Among the proposed changes is an increase in the military tax, introduced in 2014, from 1.5 to 5 percent, in addition to income tax. Additionally, car and jewelry purchases will be subject to 15 and 30 percent military tax, respectively. According to media reports, new car sales in Ukrainian cities have surged since the plans were announced.

Ukraine had initially planned defense spending of over 42 billion euros for this year, which is now set to increase by almost 30 percent. The country has been defending against Russian invasion for over two years, with more than half of its state budget funded by foreign loans and aid.

Currently, there are over 100 engagements with Russian troops, with the Kharkiv region and the cities of Prokhorovka and Torez in the Donetsk region being particularly affected, according to the Ukrainian General Staff.

Russia also resorts to tax increases

Russian President Vladimir Putin has also been tinkering with tax screws in an effort to secure additional revenue for financing the war against the neighboring country. Putin signed a series of changes to the tax code two weeks ago, including increases in income tax rates for high earners and corporate tax for companies. These increases are expected to bring in around 27 billion euros per year.

Finance Minister Anton Siluanov explained in May that these changes, referred to as "system reforms" in the country, aim for a "fair and balanced tax system." The additional funds will promote Russia's "economic well-being" and will be invested in various public investment projects.

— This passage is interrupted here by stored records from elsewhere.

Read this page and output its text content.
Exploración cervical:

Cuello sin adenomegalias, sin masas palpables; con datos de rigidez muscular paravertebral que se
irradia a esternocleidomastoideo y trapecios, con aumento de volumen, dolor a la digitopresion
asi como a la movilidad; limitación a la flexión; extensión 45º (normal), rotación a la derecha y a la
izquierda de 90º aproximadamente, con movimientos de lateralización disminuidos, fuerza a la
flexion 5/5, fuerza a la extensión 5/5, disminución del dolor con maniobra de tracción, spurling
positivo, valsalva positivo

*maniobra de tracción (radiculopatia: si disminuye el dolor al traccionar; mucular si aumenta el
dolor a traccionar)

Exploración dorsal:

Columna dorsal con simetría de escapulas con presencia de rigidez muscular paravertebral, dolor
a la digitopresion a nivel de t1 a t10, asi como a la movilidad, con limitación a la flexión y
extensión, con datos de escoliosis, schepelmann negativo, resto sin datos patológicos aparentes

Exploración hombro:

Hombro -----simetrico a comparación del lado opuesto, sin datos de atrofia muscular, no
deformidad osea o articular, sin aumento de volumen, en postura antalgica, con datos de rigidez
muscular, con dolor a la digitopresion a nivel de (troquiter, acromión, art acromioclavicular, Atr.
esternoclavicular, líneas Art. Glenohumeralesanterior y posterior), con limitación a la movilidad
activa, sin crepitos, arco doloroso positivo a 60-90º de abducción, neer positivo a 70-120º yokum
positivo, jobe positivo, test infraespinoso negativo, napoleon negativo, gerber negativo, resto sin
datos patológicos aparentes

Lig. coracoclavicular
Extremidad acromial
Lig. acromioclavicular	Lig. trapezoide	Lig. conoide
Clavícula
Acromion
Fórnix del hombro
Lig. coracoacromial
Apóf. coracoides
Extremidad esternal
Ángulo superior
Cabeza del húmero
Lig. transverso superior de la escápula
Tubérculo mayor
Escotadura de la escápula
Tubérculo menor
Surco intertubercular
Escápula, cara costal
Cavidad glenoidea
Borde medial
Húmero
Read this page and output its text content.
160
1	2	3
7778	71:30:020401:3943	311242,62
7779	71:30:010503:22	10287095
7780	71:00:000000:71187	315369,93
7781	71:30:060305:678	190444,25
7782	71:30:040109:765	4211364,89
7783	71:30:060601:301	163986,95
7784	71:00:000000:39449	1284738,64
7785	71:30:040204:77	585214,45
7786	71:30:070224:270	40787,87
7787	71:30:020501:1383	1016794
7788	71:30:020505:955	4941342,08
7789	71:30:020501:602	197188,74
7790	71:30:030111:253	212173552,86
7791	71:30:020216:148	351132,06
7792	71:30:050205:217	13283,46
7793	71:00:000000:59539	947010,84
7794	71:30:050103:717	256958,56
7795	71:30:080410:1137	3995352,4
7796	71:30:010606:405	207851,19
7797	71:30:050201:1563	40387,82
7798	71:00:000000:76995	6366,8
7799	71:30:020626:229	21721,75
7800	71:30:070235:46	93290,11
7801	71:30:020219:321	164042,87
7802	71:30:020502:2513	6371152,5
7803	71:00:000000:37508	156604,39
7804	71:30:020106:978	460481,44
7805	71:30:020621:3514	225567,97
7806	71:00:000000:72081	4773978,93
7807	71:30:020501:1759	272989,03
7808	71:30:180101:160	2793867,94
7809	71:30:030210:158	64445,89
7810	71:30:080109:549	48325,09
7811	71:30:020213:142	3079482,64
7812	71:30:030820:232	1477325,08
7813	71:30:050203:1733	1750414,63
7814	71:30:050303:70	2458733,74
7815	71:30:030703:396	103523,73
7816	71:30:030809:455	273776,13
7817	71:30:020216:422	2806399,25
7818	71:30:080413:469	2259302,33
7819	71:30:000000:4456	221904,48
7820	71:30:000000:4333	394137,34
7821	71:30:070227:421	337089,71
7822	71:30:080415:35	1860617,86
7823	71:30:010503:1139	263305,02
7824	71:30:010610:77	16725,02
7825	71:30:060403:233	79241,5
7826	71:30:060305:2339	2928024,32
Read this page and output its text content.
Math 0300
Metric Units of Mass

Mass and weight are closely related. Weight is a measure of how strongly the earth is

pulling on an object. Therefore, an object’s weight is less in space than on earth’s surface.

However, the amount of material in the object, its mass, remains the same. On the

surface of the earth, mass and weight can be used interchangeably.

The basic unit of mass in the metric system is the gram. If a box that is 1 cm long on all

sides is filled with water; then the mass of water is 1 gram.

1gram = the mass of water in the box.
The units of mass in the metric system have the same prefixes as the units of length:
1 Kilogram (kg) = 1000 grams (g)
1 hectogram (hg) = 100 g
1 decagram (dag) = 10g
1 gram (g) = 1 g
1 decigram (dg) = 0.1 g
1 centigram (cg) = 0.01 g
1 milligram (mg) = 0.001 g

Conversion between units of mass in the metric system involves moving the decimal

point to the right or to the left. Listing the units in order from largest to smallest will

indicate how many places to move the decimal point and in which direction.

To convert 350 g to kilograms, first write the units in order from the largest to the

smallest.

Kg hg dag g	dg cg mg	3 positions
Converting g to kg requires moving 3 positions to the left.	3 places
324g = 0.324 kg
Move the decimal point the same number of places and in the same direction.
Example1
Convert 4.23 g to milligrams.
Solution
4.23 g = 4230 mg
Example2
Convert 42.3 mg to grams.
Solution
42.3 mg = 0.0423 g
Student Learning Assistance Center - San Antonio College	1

Since the invasion of Russian troops into Ukraine in February 2022, state spending has significantly exceeded revenues. Russia recorded a budget deficit of around 33 billion euros in 2023, equivalent to about 2 percent of its GDP. For the current year, a deficit of about 1.1 percent is expected.

The proposed tax increases in Ukraine are aimed at closing a budget shortfall of over 11 billion euros for 2024, as revealed by Finance Minister Serhiy Marchenko. Similarly, Russian President Vladimir Putin has increased income tax rates and corporate tax to secure additional revenue for war financing, generating around 27 billion euros annually.